La prohibición de todas sus obras por la Inquisición española, exceptuando las de contenido gramatical, constituye un hito en nuestra historia cultural tanto o más relevante que la restricción de estudiar y profesar en el extranjero que dispuso Felipe II, y produjo un desgarramiento en la conciencia española que se vio obligada a escoger entre humanismo puro y ortodoxia, alternativa precursora y preparadora de otros muchos dilemas que irían agobiando a nuestros intelectuales en los siglos siguientes.
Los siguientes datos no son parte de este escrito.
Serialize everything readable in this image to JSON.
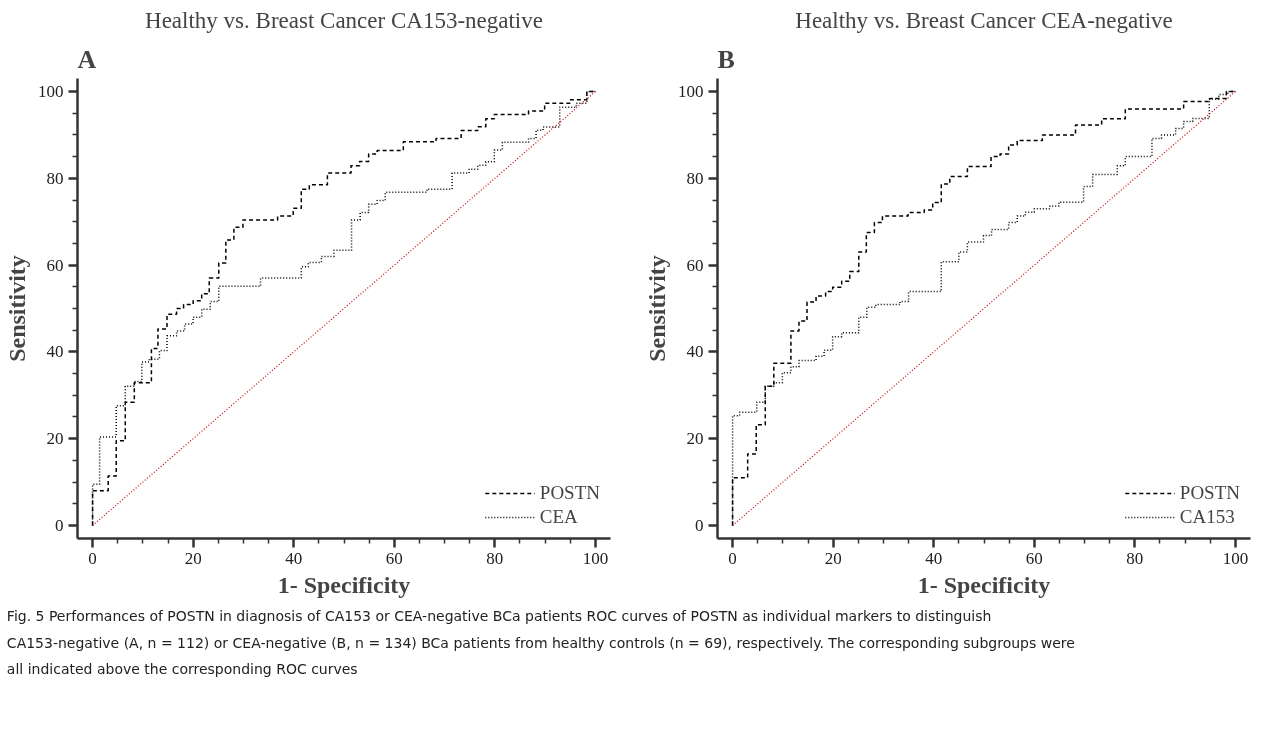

Maritain ha expresado que el problema básico de la cristiandad no consiste en acertar la verdad, sino en el amor caritativo. Por el contrario, Erasmo, obsesionado por el atinar, el ver claro, el ser sensato, desoyó las razones del corazón para reclinarse a escuchar el canto de la inteligencia pura. Era la suya una época de pasión, de ardor, de desenfreno de los impulsos cordiales, de desatamiento de entusiasmos, y nuestro intelectual se encontró espantado y desbordado por el remolino del siglo. El mundo, ávido de mensajes vivos y tangibles, se había apresurado a traducir a lo palpable el arabesco intelectual del Encomio de la Estulticia y muchas mentes hervorosas habían orientado esta versión hacia los caminos de la Reforma e incluso del tumulto.

Entremos ya en la traducción que ofrecemos con mano modesta. La hemos realizado sobre la edición de Kan (La Haya, 1898), a la que pertenecen algunas de las notas que aclaran el texto, y ha sido totalmente revisada en 1998, tras ampliar también este prólogo y las notas.